It's not just checking for zero. In the 'if' statements of
arch_match_spa() and arch_match_region(), there's a bit of more complexity
involved.

These functions essentially test CFMWS and corresponding EP Decoders
when both ranges start at zero. In such cases, if SPA is a subset of EP
Decoder HPA, and that HPA aligns with the 256M * NIW constraints, we assume
an LMH is truncating the CFMWS range. We then return true to match Root
Decoders to Endpoint Decoders, or Regions to EP Decoders, preventing driver
failures while it constructs Regions and attach EP to them.

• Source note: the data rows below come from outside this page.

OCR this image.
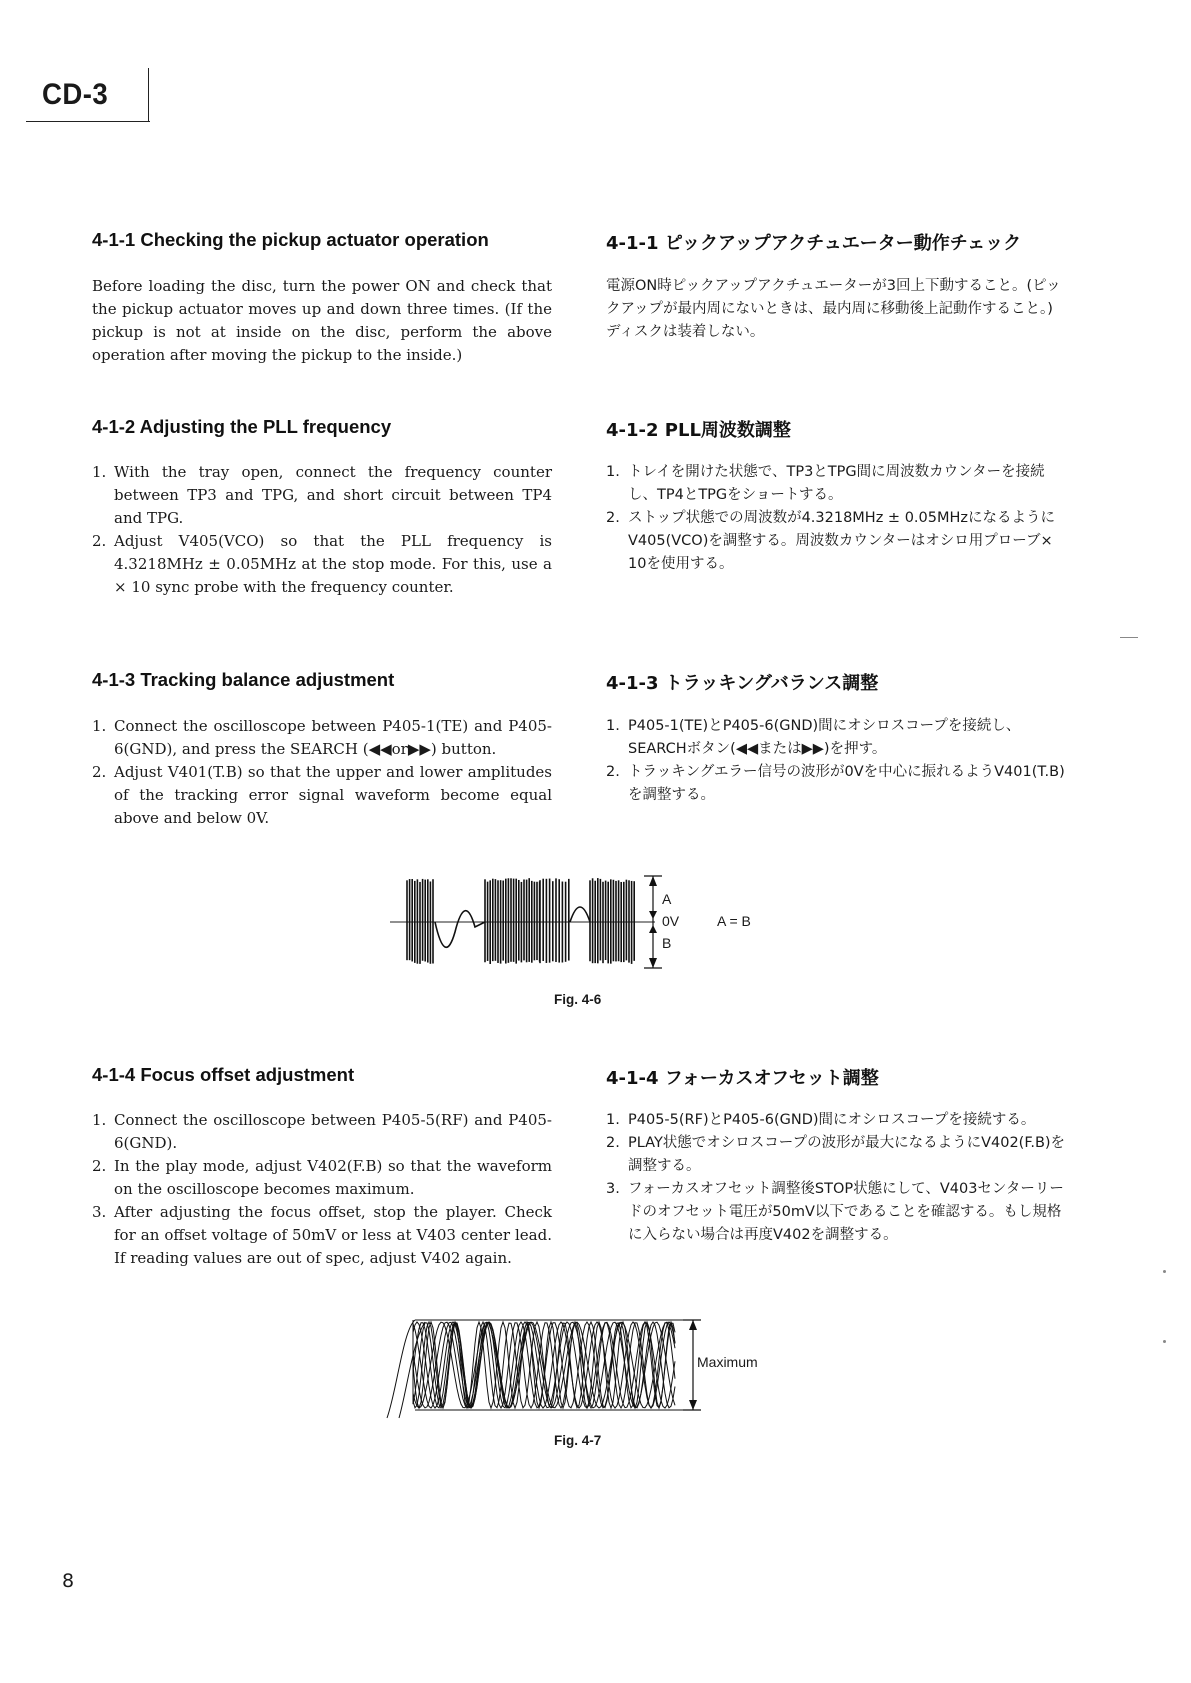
CD-3
4-1-1 Checking the pickup actuator operation	4-1-1 ピックアップアクチュエーター動作チェック
Before loading the disc, turn the power ON and check that the pickup actuator moves up and down three times. (If the pickup is not at inside on the disc, perform the above operation after moving the pickup to the inside.)
電源ON時ピックアップアクチュエーターが3回上下動すること。(ピックアップが最内周にないときは、最内周に移動後上記動作すること。) ディスクは装着しない。
4-1-2 Adjusting the PLL frequency	4-1-2 PLL周波数調整
1. With the tray open, connect the frequency counter between TP3 and TPG, and short circuit between TP4 and TPG.
2. Adjust V405(VCO) so that the PLL frequency is 4.3218MHz ± 0.05MHz at the stop mode. For this, use a × 10 sync probe with the frequency counter.
1. トレイを開けた状態で、TP3とTPG間に周波数カウンターを接続し、TP4とTPGをショートする。
2. ストップ状態での周波数が4.3218MHz ± 0.05MHzになるようにV405(VCO)を調整する。周波数カウンターはオシロ用プローブ× 10を使用する。
4-1-3 Tracking balance adjustment	4-1-3 トラッキングバランス調整
1. Connect the oscilloscope between P405-1(TE) and P405-6(GND), and press the SEARCH (◀◀or▶▶) button.
2. Adjust V401(T.B) so that the upper and lower amplitudes of the tracking error signal waveform become equal above and below 0V.
1. P405-1(TE)とP405-6(GND)間にオシロスコープを接続し、SEARCHボタン(◀◀または▶▶)を押す。
2. トラッキングエラー信号の波形が0Vを中心に振れるようV401(T.B)を調整する。
A
0V
B
A = B
Fig. 4-6
4-1-4 Focus offset adjustment	4-1-4 フォーカスオフセット調整
1. Connect the oscilloscope between P405-5(RF) and P405-6(GND).
2. In the play mode, adjust V402(F.B) so that the waveform on the oscilloscope becomes maximum.
3. After adjusting the focus offset, stop the player. Check for an offset voltage of 50mV or less at V403 center lead. If reading values are out of spec, adjust V402 again.
1. P405-5(RF)とP405-6(GND)間にオシロスコープを接続する。
2. PLAY状態でオシロスコープの波形が最大になるようにV402(F.B)を調整する。
3. フォーカスオフセット調整後STOP状態にして、V403センターリードのオフセット電圧が50mV以下であることを確認する。もし規格に入らない場合は再度V402を調整する。
Maximum
Fig. 4-7
8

I believe I discussed this with Ming Li, who had similar questions. However,
the lack of immediate clarity suggests that I should rework these 'if'
statements.

A revised approach for v2 might test whether an SPA range that starts at
zero is shorter than the corresponding EP Deccoder HPA range AND ends before
4G. Again, if it holds true, assume an LMH is truncating that published CFMWS
and so return true and preventing driver failures.

I'll think about it for v2. Anyway I'm going to submit it in one or two days.
>
> > >
> > > If code should be reused later we still can move it to common.c or
> > > similar. It would be good to guard that having a pci_device_id check
> > > to a root port or a vendor cpu check.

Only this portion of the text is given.